Creativity in Emotional Extremes


“Often our best creativity comes from the extreme emotions that we work so hard to avoid.”

I believe it was legendary music producer Phil Spector that once said that there were only four songs we could ever write; I love you, I hate you, go away, or come back.  He wasn’t all that wrong.  Those emotional extremes probably produced most of the songs that you love.

Often we are taught in our lives to avoid our emotional extremes, but in my short life it’s been in those places that I feel like I’ve created some of the best art of my life.  Whether celebration or hurt when I allow myself to feel those things deeply it produces something in me and something emerges that clearly and powerfully communicates what I’m feeling.

As a Christian I believe I should constantly be creating better art because as a Christ-follower my goal is to live in a perpetual state of emotional extremes.  Let me explain.  On the positive side I have a hope beyond all hope.  I have a hope in Jesus Christ and because he is my Savior I will live forever in eternity.  There is no greater joy, no higher high, no more euphoric sense than to know Jesus as Lord.  So there I seek to draw from the emotion of that truthful and extreme joy.
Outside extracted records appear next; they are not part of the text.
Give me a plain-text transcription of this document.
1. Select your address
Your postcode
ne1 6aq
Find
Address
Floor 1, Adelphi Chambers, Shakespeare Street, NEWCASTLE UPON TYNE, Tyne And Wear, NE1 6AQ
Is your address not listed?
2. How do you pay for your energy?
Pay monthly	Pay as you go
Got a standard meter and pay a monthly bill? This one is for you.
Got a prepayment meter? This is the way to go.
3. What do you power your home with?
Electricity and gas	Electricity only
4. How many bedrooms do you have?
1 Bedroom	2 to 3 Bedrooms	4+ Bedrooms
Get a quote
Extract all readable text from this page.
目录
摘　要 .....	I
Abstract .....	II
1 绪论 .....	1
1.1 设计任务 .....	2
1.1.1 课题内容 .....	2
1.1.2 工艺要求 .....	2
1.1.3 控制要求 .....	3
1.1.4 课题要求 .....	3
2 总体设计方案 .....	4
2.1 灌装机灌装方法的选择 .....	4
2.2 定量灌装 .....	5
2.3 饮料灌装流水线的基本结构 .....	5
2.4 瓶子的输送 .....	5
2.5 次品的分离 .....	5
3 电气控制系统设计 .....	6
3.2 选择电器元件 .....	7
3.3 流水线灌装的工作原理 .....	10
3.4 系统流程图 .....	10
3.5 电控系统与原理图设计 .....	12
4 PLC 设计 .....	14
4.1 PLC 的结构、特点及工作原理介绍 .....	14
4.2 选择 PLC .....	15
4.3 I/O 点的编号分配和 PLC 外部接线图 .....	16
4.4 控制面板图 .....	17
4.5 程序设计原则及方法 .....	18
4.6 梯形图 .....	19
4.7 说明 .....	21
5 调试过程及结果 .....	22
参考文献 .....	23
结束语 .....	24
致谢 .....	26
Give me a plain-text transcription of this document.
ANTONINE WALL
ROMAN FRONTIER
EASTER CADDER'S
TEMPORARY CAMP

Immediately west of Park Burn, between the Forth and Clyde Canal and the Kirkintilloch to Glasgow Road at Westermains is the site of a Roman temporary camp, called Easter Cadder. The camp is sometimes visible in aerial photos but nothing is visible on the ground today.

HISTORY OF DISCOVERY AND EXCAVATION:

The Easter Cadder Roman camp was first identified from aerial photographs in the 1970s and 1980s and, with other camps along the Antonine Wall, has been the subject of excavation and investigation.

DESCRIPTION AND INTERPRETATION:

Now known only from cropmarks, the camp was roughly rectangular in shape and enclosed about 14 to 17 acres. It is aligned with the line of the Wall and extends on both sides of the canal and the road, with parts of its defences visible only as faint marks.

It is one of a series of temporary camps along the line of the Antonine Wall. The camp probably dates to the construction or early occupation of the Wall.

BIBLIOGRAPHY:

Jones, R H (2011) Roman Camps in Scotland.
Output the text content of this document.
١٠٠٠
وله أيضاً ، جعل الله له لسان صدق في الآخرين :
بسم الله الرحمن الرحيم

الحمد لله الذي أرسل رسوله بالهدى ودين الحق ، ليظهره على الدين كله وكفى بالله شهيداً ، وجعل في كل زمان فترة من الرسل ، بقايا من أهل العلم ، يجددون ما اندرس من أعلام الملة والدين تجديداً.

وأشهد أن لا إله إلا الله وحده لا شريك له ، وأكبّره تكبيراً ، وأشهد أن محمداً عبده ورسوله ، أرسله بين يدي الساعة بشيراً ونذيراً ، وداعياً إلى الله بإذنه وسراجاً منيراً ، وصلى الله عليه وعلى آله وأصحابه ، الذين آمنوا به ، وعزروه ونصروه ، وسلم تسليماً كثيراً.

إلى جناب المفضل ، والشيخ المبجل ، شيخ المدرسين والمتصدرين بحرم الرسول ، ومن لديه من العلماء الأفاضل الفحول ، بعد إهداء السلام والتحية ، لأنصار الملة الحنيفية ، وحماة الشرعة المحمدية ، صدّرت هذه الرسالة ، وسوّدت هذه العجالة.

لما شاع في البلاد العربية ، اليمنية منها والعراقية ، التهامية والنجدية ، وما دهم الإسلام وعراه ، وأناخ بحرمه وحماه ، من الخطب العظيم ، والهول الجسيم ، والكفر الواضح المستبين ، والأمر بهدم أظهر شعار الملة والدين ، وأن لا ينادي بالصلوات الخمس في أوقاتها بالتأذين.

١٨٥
But on the negative side I also live in a state of brokenness. Broken for my own sin and the sin of this world.  Broken for the lost who without Christ will be sentenced forever to the most broken place.  That brokenness draws me to an extreme place of sorrow and sadness only to be restored to extreme joy by the fact that I have been rescued by my Savior and the sin I weep for has been atoned for in full.  It’s not cyclical.  It’s paradoxical.  One doesn’t lead to the other, but the truth is that both exist simultaneously and drive me to deeper realities of each other.

So here I sit in a state of perpetual paradox desiring to exist in 2 emotional extremes simultaneously.  That is my desire as a believer in Christ.  I want to live in the highest state of celebration and create art from that place, but I also want to live in the state of brokenness that God desires (Psalm 51:17) and create from that place as well.

I believe this desire to be exclusively Christian because only through Jesus can I find joy in brokenness and brokenness in joy.  It is a paradox of extremes that I am grateful to navigate.  Most people who sing of brokenness do so to alleviate it, but as a Christian I do so to celebrate it.  Most people who sing of joy do so in hopes that it will never leave, but as a Christian I do so that it may drive me to deeper brokenness.  As these extremes grow in my life I hope the power of their expression grows as well and that the power of that expression would better serve the Kingdom of God.